I wear my scrapes and bruises like a medal of war because when I walk into the gym, I’m walking into the arena ready to fight for my well-being. I pride myself on the curve of my shoulders, the cut in my calves. Dead lifts leave their mark on my shins and my hands. At first, lifting would tear my skin perpetuating my weak self. Eventually my skin began to heal itself covering my hands in calluses. These calluses protect me from the bar, allowing me to lift heavier and become stronger. My calluses are my armor.
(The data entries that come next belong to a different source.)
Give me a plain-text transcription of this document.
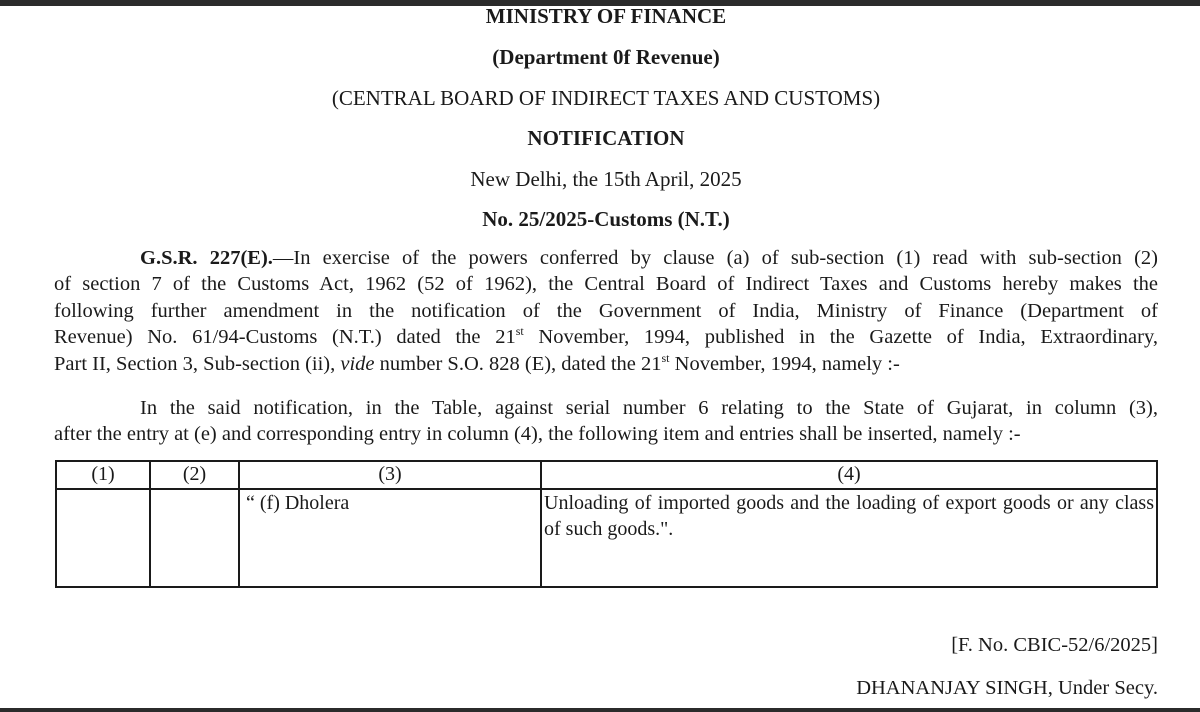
MINISTRY OF FINANCE
(Department 0f Revenue)
(CENTRAL BOARD OF INDIRECT TAXES AND CUSTOMS)
NOTIFICATION
New Delhi, the 15th April, 2025
No. 25/2025-Customs (N.T.)
G.S.R. 227(E).—In exercise of the powers conferred by clause (a) of sub-section (1) read with sub-section (2)
of section 7 of the Customs Act, 1962 (52 of 1962), the Central Board of Indirect Taxes and Customs hereby makes the
following further amendment in the notification of the Government of India, Ministry of Finance (Department of
Revenue) No. 61/94-Customs (N.T.) dated the 21st November, 1994, published in the Gazette of India, Extraordinary,
Part II, Section 3, Sub-section (ii), vide number S.O. 828 (E), dated the 21st November, 1994, namely :-
In the said notification, in the Table, against serial number 6 relating to the State of Gujarat, in column (3),
after the entry at (e) and corresponding entry in column (4), the following item and entries shall be inserted, namely :-
(1)	(2)	(3)	(4)
		“ (f) Dholera	Unloading of imported goods and the loading of export goods or any class of such goods.".
[F. No. CBIC-52/6/2025]
DHANANJAY SINGH, Under Secy.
Beginning to lift is like beginning kindergarten. You have never been to school before and you have no idea what you are doing. Your parent walks you to the classroom, holding your hand and everything is fine until they let go. Then it’s just you all alone in this new place with new faces.
My sister and I would work out together but eventually I had to do it on my own. My first day at the gym was terrifying. I thought everyone was staring at me, judging me. Eventually I came to the realization that they all started where I did – alone and afraid. Everyone is at a different place in the path to their goals.
Amazing things happen once you overcome the stigma of being the person with no clue. You become completely in charge of your health and that is an amazing thing. When I took control of my body, I took control of my mental health. I no longer allowed myself to be the punch line in someone’s joke.
When I look at my hands, I am reminded of all that I have accomplished in the past three years.
Lifting helped me overcome anorexia. Like most angry adolescents, my parents had issues. I had no control over their fighting or anything in my life so I controlled my eating habits. No one had authority over what I put in my body except me. When you start working out you have pay attention to your nutrition. You have to eat to fuel your body. This is where I began to shift my control from restriction to giving my body everything it needs to flourish in the weight room.
Lifting replaced the negative voice in my head with a positive one. Divorce situations are different for everyone. I never blamed myself for their splitting but living in a constant argument does damage mentally. The negative voice developed in my head and grew with each day. The gym became my therapy, my happy place. I am able to blast my anthems and drown out the world for the two hours I focus on me. My motivation grows and devours the negative. There is nothing but the weights and me.
Lifting taught me to dedicate myself to the process and my perseverance will reward me in more ways than building muscle mass. The release of worries allow for personal growth. I strengthen my body and my mind to become my best self.
Lifting taught me to love my calluses.